Pivoting DataFrames
Pivoting is a common data transformation operation that can be used to reshape your data. It is particularly useful when your data is in a "long" format and you want to pivot it into a "wide" format for a different view or analysis.
Let's start by importing necessary libraries.
import pandas as pd
import numpy as np
Creating a DataFrame
First, let's create a DataFrame that we can use for our exercises. We'll create a DataFrame that represents sales data for a store.
data = {
'date': pd.date_range(start='01-01-2020', periods=6),
'product': ['apple', 'banana', 'apple', 'banana', 'apple', 'banana'],
'sales': [10, 15, 9, 16, 12, 17],
'profit': [2.5, 3.5, 2.2, 3.6, 2.7, 3.8]
}
df = pd.DataFrame(data)
Using pivot
method
The pivot
method is the basic method for pivoting with indexing. The syntax of the pivot
function is as follows.
df.pivot(index=None, columns=None, values=None)
Let's pivot our data on the product
column to get the sales for each product.
df_pivot = df.pivot(index='date', columns='product', values='sales')
The pivot
function takes three arguments: index
, columns
, and values
. The index
is the column to use to make new frame’s index. The columns
are the columns to make new frame’s columns. The values
are the columns to use for populating new frame’s values.
Using pivot_table
method
Sometimes, you might have duplicate entries in your data and you want to aggregate them in some way. This is where the pivot_table
method comes in handy.
df.pivot_table(index=None, columns=None, values=None, aggfunc='mean')
Let's try to use pivot_table
with 'mean' as the aggregation function.
df_pivot_table = df.pivot_table(index='date', columns='product', values='sales', aggfunc='mean')
Handling Missing Data
Pandas pivot
automatically handles NaN values and excludes them from the result set. But, if you want to fill them with a specific value, you can use the fillna
function.
df_pivot_fill = df_pivot.fillna(0)
Reshaping Data with melt
The melt
function is useful to transform a DataFrame from wide format to long format. The function is flexible and allows to specify which columns to keep as identifier variables.

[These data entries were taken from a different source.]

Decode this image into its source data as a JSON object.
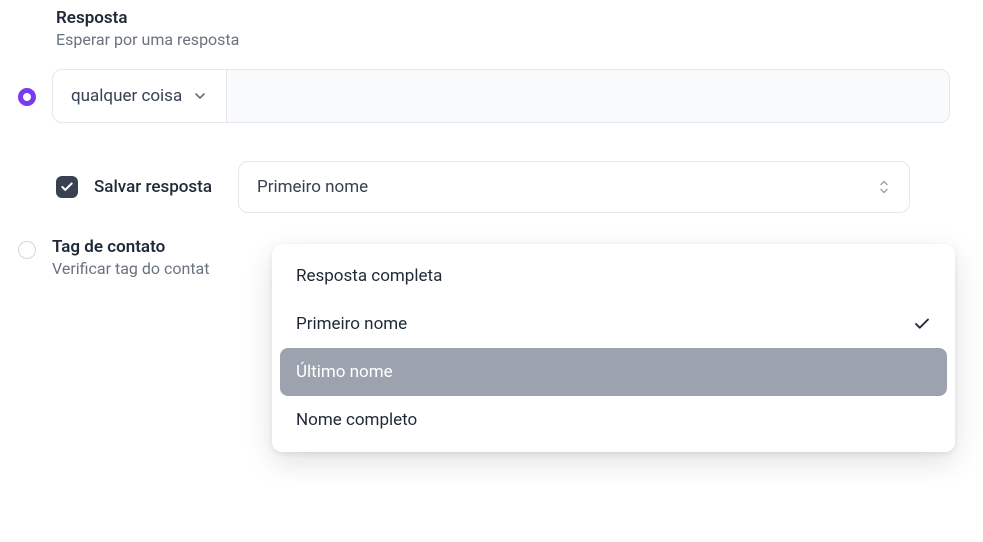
{
  "response": {
    "title": "Resposta",
    "subtitle": "Esperar por uma resposta",
    "match_selector": "qualquer coisa"
  },
  "save": {
    "checkbox_label": "Salvar resposta",
    "select_value": "Primeiro nome"
  },
  "tag": {
    "title": "Tag de contato",
    "subtitle": "Verificar tag do contat"
  },
  "dropdown": {
    "options": [
      {
        "label": "Resposta completa"
      },
      {
        "label": "Primeiro nome"
      },
      {
        "label": "Último nome"
      },
      {
        "label": "Nome completo"
      }
    ],
    "selected_index": 1,
    "highlighted_index": 2
  }
}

df_melt = df.melt(id_vars=['date', 'product'], value_vars=['sales', 'profit'])
Here, id_vars
are the columns to use as identifier variables, and value_vars
are the columns to unpivot.
In this tutorial, we have discussed various ways of pivoting and reshaping data in pandas. These methods are very powerful and can be used to transform your data to suit your analysis needs.